In [26]:
import pandas as pd
import numpy as np
import re
import tldextract
from scipy.stats import entropy
from collections import Counter


In [27]:
# Function to calculate entropy of a string
def calculate_entropy(text):
    p, lens = Counter(text), np.float64(len(text))
    return entropy(list(p.values()), base=2) / lens if lens else 0

In [28]:
# Function to calculate character continuity rate
def character_continuity_rate(domain):
    letter_blocks = re.findall(r'[a-zA-Z]+', domain)
    digit_blocks = re.findall(r'[0-9]+', domain)
    symbol_blocks = re.findall(r'[^a-zA-Z0-9]+', domain)
    
    longest_letter = max(map(len, letter_blocks), default=0)
    longest_digit = max(map(len, digit_blocks), default=0)
    longest_symbol = max(map(len, symbol_blocks), default=0)
    
    return (longest_letter + longest_digit + longest_symbol) / max(len(domain), 1)

In [29]:
# Function to extract URL features
def extract_features(url):
    extracted = tldextract.extract(url)
    domain = extracted.domain
    suffix = extracted.suffix
    path = url.split('/')[3:]  # Everything after domain
    path_str = '/'.join(path)
    
    # Length Features
    url_len = len(url)
    domain_len = len(domain)
    path_len = len(path_str)
    
    # Entropy
    domain_entropy = calculate_entropy(domain)
    suffix_entropy = calculate_entropy(suffix)
    
    # Character Continuity Rate
    continuity_rate = character_continuity_rate(domain)
    
    # Count of special characters, digits, and tokens
    symbol_count = len(re.findall(r'[:/.?=&]', url))
    token_count = len(re.split(r'[-._]', domain))  # Tokens in domain
    digit_count = sum(c.isdigit() for c in url)
    
    # Length Ratios
    path_url_ratio = path_len / max(url_len, 1)
    domain_url_ratio = domain_len / max(url_len, 1)
    
    return {
        "url_len": url_len,
        "domain_len": domain_len,
        "path_len": path_len,
        "domain_entropy": domain_entropy,
        "suffix_entropy": suffix_entropy,
        "continuity_rate": continuity_rate,
        "symbol_count": symbol_count,
        "token_count": token_count,
        "digit_count": digit_count,
        "path_url_ratio": path_url_ratio,
        "domain_url_ratio": domain_url_ratio,
    }

In [30]:
# Load dataset
file_path = "./data/merged/cleaned_balanced_data.csv" 
df = pd.read_csv(file_path)

# Extract features for each URL
df_features = df['url'].apply(extract_features).apply(pd.Series)

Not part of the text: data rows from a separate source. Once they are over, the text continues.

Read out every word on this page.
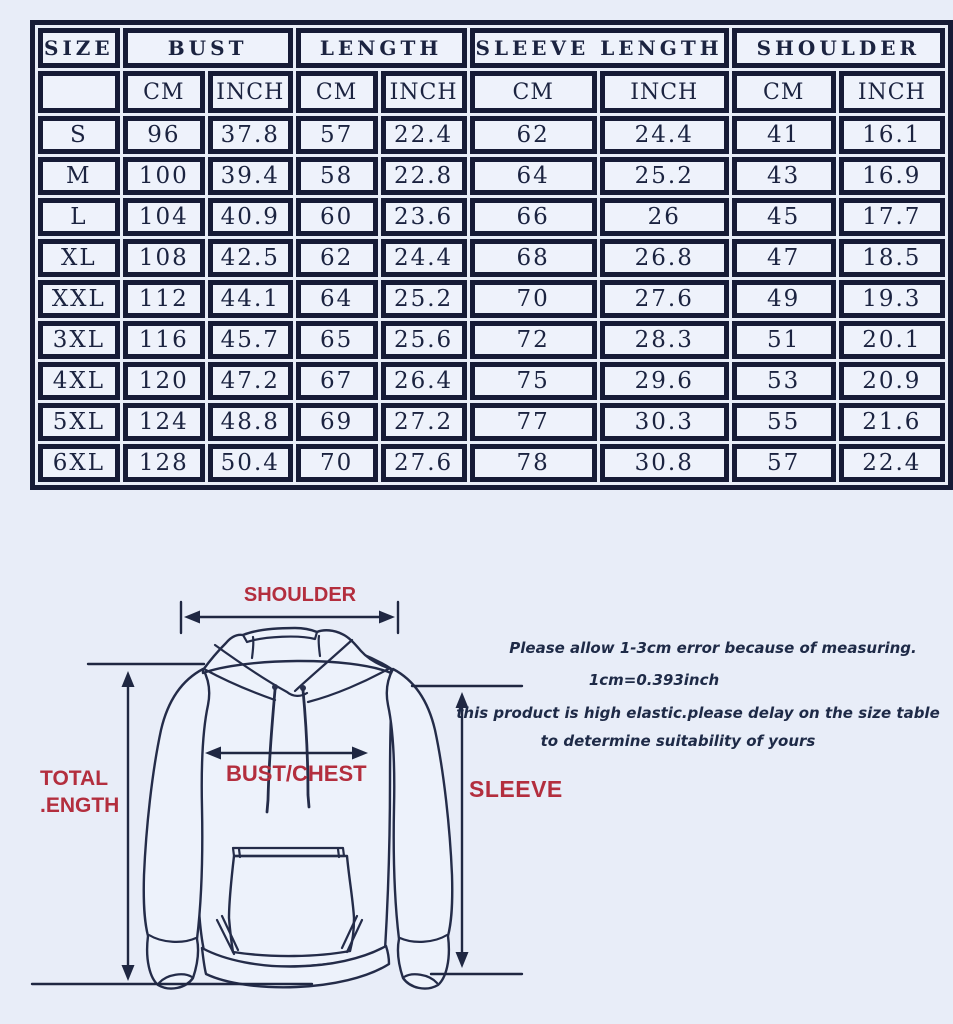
SIZE	BUST		LENGTH		SLEEVE LENGTH		SHOULDER	
	CM	INCH	CM	INCH	CM	INCH	CM	INCH
S	96	37.8	57	22.4	62	24.4	41	16.1
M	100	39.4	58	22.8	64	25.2	43	16.9
L	104	40.9	60	23.6	66	26	45	17.7
XL	108	42.5	62	24.4	68	26.8	47	18.5
XXL	112	44.1	64	25.2	70	27.6	49	19.3
3XL	116	45.7	65	25.6	72	28.3	51	20.1
4XL	120	47.2	67	26.4	75	29.6	53	20.9
5XL	124	48.8	69	27.2	77	30.3	55	21.6
6XL	128	50.4	70	27.6	78	30.8	57	22.4
SHOULDER
TOTAL
.ENGTH
BUST/CHEST
SLEEVE
Please allow 1-3cm error because of measuring.
1cm=0.393inch
this product is high elastic.please delay on the size table
to determine suitability of yours
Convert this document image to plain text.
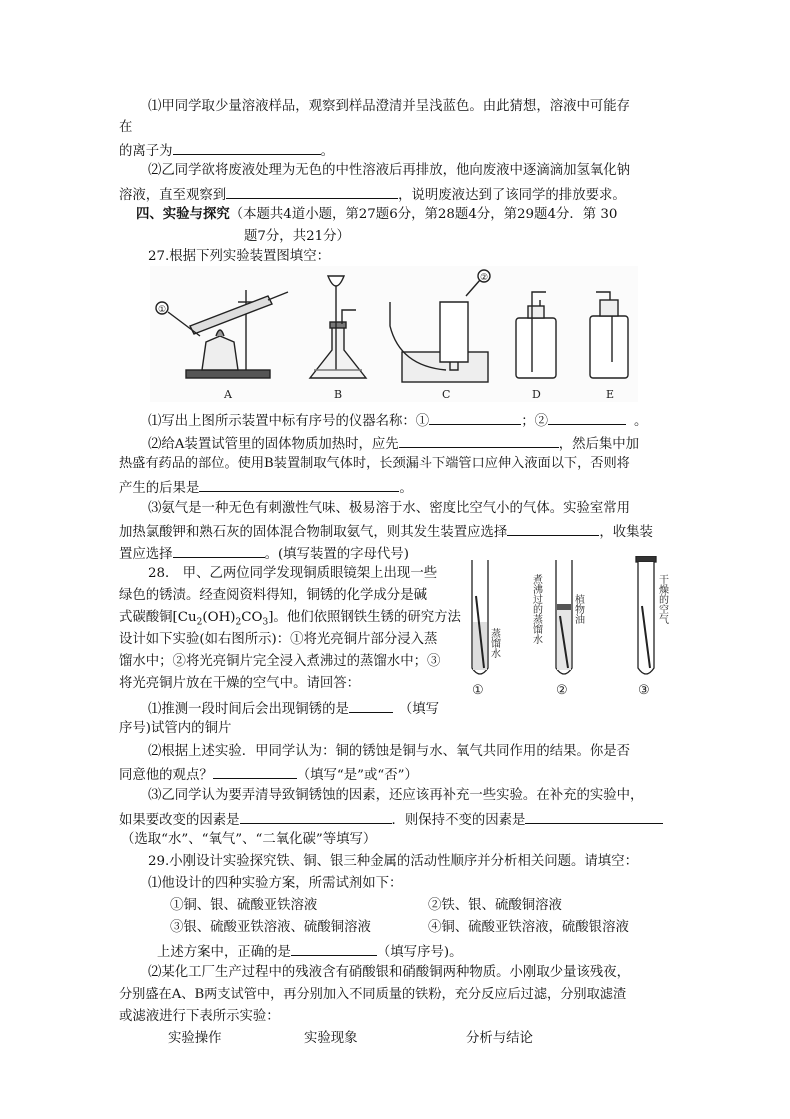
⑴甲同学取少量溶液样品，观察到样品澄清并呈浅蓝色。由此猜想，溶液中可能存
在
的离子为	。
⑵乙同学欲将废液处理为无色的中性溶液后再排放，他向废液中逐滴滴加氢氧化钠
溶液，直至观察到	，说明废液达到了该同学的排放要求。
四、实验与探究（本题共4道小题，第27题6分，第28题4分，第29题4分．第 30
题7分，共21分）
27.根据下列实验装置图填空：
①
②
A	B	C	D	E
⑴写出上图所示装置中标有序号的仪器名称：①	；②	。
⑵给A装置试管里的固体物质加热时，应先	，然后集中加
热盛有药品的部位。使用B装置制取气体时，长颈漏斗下端管口应伸入液面以下，否则将
产生的后果是	。
⑶氨气是一种无色有刺激性气味、极易溶于水、密度比空气小的气体。实验室常用
加热氯酸钾和熟石灰的固体混合物制取氨气，则其发生装置应选择	，收集装
置应选择	。(填写装置的字母代号)
28． 甲、乙两位同学发现铜质眼镜架上出现一些
绿色的锈渍。经查阅资料得知，铜锈的化学成分是碱
式碳酸铜$[Cu_2(OH)_2CO_3]$。他们依照钢铁生锈的研究方法
设计如下实验(如右图所示)：①将光亮铜片部分浸入蒸
馏水中；②将光亮铜片完全浸入煮沸过的蒸馏水中；③
将光亮铜片放在干燥的空气中。请回答：
蒸馏水	煮沸过的蒸馏水	植物油	干燥的空气
①	②	③
⑴推测一段时间后会出现铜锈的是	（填写
序号)试管内的铜片
⑵根据上述实验．甲同学认为：铜的锈蚀是铜与水、氧气共同作用的结果。你是否
同意他的观点？	（填写“是”或“否”）
⑶乙同学认为要弄清导致铜锈蚀的因素，还应该再补充一些实验。在补充的实验中，
如果要改变的因素是	．则保持不变的因素是
（选取“水”、“氧气”、“二氧化碳”等填写）
29.小刚设计实验探究铁、铜、银三种金属的活动性顺序并分析相关问题。请填空：
⑴他设计的四种实验方案，所需试剂如下：
①铜、银、硫酸亚铁溶液	②铁、银、硫酸铜溶液
③银、硫酸亚铁溶液、硫酸铜溶液	④铜、硫酸亚铁溶液，硫酸银溶液
上述方案中，正确的是	（填写序号)。
⑵某化工厂生产过程中的残液含有硝酸银和硝酸铜两种物质。小刚取少量该残夜，
分别盛在A、B两支试管中，再分别加入不同质量的铁粉，充分反应后过滤，分别取滤渣
或滤液进行下表所示实验：
实验操作	实验现象	分析与结论
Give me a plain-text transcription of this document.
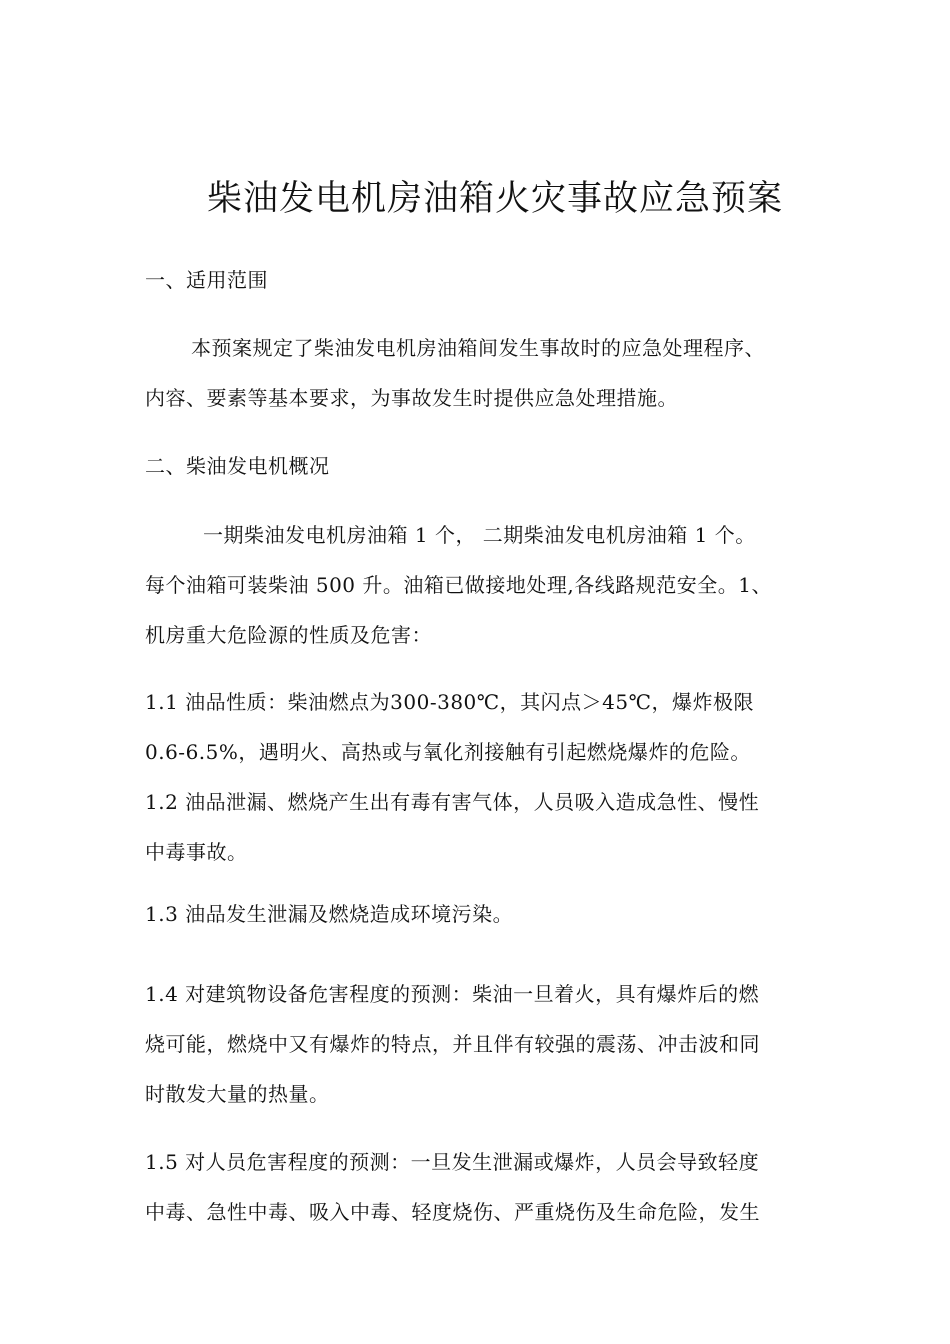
柴油发电机房油箱火灾事故应急预案
一、适用范围
本预案规定了柴油发电机房油箱间发生事故时的应急处理程序、
内容、要素等基本要求，为事故发生时提供应急处理措施。
二、柴油发电机概况
一期柴油发电机房油箱 1 个， 二期柴油发电机房油箱 1 个。
每个油箱可装柴油 500 升。油箱已做接地处理,各线路规范安全。1、
机房重大危险源的性质及危害：
1.1 油品性质：柴油燃点为300-380℃，其闪点＞45℃，爆炸极限
0.6-6.5%，遇明火、高热或与氧化剂接触有引起燃烧爆炸的危险。
1.2 油品泄漏、燃烧产生出有毒有害气体，人员吸入造成急性、慢性
中毒事故。
1.3 油品发生泄漏及燃烧造成环境污染。
1.4 对建筑物设备危害程度的预测：柴油一旦着火，具有爆炸后的燃
烧可能，燃烧中又有爆炸的特点，并且伴有较强的震荡、冲击波和同
时散发大量的热量。
1.5 对人员危害程度的预测：一旦发生泄漏或爆炸，人员会导致轻度
中毒、急性中毒、吸入中毒、轻度烧伤、严重烧伤及生命危险，发生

# Merge with original dataset
df_final = pd.concat([df, df_features], axis=1)

In [31]:

# Save the processed dataset
df_final.to_csv("./data/merged/processed_urls.csv", index=False)

print("Feature extraction complete. Saved as 'processed_urls.csv'.")

Feature extraction complete. Saved as 'processed_urls.csv'.